In Pick Five, great artists tell us about five cover songs that matter to them.

geographer cover songs

We first came across Geographer in 2011 with his great cover of New Order’s “Age of Consent.” Seven years later, he’s blossomed into a killer electropop producer, singer, and songwriter. His new EP Alone Time finds him pushing his pop instincts to their limit, on five insanely catchy dance jams that would work equally well in a club or on headphones. Here’s a sample, new single “Read My Mind”:

Geographer main man Mike Deni told PopMatters “Musically, [the EP] represents an obsession with pop music that went to its furthest reaches and boomeranged back again into making not just lyrics, but sounds, that matter.” On the five covers he picked out for us, though, he dug beyond that pop music obsession into his songwriter roots, picking classic performances by the likes of Jeff Buckley and Harry Nilsson (though fans of his poppier side needn’t worry; by the end he gets to a “karaoke classic”).
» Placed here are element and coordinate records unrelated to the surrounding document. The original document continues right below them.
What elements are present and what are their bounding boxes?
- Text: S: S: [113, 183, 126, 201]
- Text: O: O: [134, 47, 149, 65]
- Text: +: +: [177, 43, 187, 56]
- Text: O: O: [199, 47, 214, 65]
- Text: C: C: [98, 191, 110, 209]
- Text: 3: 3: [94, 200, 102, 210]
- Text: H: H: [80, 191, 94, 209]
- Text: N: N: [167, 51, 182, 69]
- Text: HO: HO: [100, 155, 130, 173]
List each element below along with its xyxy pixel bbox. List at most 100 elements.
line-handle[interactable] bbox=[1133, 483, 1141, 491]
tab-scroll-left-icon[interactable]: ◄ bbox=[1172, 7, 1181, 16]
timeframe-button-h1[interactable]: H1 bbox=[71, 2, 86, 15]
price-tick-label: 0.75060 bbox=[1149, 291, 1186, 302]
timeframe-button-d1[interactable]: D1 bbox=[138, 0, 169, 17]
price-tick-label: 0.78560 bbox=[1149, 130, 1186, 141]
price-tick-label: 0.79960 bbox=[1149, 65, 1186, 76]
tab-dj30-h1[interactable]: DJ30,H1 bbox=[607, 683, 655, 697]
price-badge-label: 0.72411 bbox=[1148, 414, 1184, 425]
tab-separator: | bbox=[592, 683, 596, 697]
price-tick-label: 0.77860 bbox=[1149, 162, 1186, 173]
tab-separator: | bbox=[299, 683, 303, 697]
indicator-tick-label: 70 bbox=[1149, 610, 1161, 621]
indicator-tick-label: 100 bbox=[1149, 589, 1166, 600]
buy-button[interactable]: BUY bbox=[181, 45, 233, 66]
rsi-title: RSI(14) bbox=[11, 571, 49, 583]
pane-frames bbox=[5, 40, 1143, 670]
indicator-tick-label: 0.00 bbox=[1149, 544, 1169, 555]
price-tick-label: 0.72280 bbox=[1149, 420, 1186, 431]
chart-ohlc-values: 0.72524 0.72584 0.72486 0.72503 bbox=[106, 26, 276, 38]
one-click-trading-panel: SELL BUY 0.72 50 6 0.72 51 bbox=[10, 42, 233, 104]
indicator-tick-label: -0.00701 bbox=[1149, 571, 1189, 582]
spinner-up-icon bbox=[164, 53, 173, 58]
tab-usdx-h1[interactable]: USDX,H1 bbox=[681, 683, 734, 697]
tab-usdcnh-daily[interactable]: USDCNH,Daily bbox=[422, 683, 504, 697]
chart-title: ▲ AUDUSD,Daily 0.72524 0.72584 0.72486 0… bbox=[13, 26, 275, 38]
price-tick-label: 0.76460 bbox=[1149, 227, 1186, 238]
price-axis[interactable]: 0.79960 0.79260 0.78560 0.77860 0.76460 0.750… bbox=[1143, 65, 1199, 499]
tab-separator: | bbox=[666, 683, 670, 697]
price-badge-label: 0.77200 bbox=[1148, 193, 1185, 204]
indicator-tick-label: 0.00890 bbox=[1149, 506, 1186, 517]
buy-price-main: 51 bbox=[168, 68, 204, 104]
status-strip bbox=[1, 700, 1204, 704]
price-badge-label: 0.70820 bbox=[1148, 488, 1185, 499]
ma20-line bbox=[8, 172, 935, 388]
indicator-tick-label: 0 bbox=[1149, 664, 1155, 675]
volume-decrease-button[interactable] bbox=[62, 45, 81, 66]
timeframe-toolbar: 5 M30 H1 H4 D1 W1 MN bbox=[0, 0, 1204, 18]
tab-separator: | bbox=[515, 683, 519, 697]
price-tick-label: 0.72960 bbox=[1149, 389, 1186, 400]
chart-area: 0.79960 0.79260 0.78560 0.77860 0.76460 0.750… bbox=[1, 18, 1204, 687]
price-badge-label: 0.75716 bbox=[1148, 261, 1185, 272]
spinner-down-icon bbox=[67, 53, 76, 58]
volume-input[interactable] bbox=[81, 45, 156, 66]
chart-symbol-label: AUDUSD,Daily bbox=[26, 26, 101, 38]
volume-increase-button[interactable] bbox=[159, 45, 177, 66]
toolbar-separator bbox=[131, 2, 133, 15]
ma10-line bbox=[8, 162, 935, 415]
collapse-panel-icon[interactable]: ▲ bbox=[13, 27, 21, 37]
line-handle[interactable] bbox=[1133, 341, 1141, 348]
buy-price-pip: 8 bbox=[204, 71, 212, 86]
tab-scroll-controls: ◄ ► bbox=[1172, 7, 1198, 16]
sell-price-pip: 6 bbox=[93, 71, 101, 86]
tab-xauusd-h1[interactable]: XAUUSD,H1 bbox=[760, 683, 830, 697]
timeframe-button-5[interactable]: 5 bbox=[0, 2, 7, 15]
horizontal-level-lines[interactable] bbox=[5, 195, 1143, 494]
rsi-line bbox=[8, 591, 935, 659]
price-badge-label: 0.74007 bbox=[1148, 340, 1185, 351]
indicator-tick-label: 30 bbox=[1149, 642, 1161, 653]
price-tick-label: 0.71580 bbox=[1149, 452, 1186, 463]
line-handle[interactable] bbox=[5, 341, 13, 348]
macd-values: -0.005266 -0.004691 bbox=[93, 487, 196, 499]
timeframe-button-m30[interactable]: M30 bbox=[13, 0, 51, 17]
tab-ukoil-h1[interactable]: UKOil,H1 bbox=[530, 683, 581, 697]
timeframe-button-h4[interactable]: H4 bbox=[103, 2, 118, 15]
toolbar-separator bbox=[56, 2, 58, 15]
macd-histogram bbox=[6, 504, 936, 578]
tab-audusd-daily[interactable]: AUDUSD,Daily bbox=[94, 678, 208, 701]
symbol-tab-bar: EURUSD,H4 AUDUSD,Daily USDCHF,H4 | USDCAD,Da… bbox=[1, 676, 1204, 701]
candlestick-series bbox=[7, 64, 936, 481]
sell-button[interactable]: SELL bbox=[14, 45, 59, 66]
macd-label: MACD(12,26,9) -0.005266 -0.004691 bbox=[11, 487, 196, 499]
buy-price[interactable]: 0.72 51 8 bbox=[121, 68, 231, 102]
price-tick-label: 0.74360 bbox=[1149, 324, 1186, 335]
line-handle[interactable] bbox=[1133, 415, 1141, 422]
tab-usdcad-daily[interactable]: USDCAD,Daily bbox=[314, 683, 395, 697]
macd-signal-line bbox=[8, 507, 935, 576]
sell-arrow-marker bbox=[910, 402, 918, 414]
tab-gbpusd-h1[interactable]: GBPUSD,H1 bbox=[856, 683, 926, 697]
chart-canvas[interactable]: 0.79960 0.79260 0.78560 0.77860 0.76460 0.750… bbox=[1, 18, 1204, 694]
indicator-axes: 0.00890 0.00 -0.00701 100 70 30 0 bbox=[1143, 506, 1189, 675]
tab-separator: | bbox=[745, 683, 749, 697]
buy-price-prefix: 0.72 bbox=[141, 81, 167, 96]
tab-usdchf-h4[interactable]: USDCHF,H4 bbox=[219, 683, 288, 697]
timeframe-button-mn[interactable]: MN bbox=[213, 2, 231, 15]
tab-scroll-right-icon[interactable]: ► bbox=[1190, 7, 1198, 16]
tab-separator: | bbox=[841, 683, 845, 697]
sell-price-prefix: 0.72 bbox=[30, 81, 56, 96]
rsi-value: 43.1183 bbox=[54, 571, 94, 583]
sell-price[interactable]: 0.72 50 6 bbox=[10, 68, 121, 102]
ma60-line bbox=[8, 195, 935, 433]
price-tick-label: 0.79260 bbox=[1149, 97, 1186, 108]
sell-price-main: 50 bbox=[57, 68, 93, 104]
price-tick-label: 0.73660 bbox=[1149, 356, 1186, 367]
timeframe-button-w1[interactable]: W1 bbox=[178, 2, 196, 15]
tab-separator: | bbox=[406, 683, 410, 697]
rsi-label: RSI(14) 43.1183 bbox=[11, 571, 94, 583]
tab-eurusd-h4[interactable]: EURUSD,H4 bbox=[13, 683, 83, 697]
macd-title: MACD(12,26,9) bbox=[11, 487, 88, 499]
He displays the depth of his knowledge here too; a few of his picks are songs a lot of people don’t even realize are covers. So we’ll turn it over to him…

1. Jeff Buckley – Hallelujah (Leonard Cohen cover)


Mike says: “By far my favorite cover song ever recorded. Leonard Cohen’s song is heartbreaking and beautiful, but Buckley’s vocal touches, the subtle ways he lifts the song ever so slightly above its mere construction, much in the same way Aretha Franklin would do to a song, turns Cohen’s masterpiece in a work of revelation.”

2. Harry Nilsson – Without You (Badfinger cover)


Mike says: “The greatest cover of all time. So great, in fact, people think it’s the original. Harry Nilsson won a grammy for his vocal performance, and showed the world not only that Badfinger had somehow written a classic, but also that Harry Nilsson was an artist that should be taken seriously.”

3. Nico – These Days (Jackson Browne cover)


Mike says: “I don’t know if you can really call it a cover, since Nico recorded her version first, but it was a song Jackson Browne had written for the Nitty Gritty Dirt Band, that he gave to his then lover Nico to record. Andy Warhol produced the track, and you can hear Jackson’s iconic fingerpicking pattern on the electric guitar. This combined with Tom Wilson’s string and flute arrangement (done without Nico’s consent) and Nico’s haunting, untrained voice, makes this the definitive version, that was never topped, not even by Greg Allman or Jackson Browne himself.”

4. Jack White – Love Is Blindness (U2 cover)


Mike says: “It’s a beautiful song when U2 does it, but with Jack White at his best, his exposed and vulnerable, raw arrangement, brings the song’s true power to the surface. There’s no image or Bono to consider, just the gorgeous, amorphous metaphors that take jabs at the truth of love.”

5. Whitney Houston – I Will Always Love You (Dolly Parton cover)


Mike says: “A karaoke classic, and maybe not your favorite song, but you can’t deny it was a career high for Houston. Very rarely does a cover fit so well into the zeitgeist of two completely different eras, let alone define two singers’ careers, but that’s just a testament to Parton’s gorgeous and simple songwriting that transcended both genre and time.”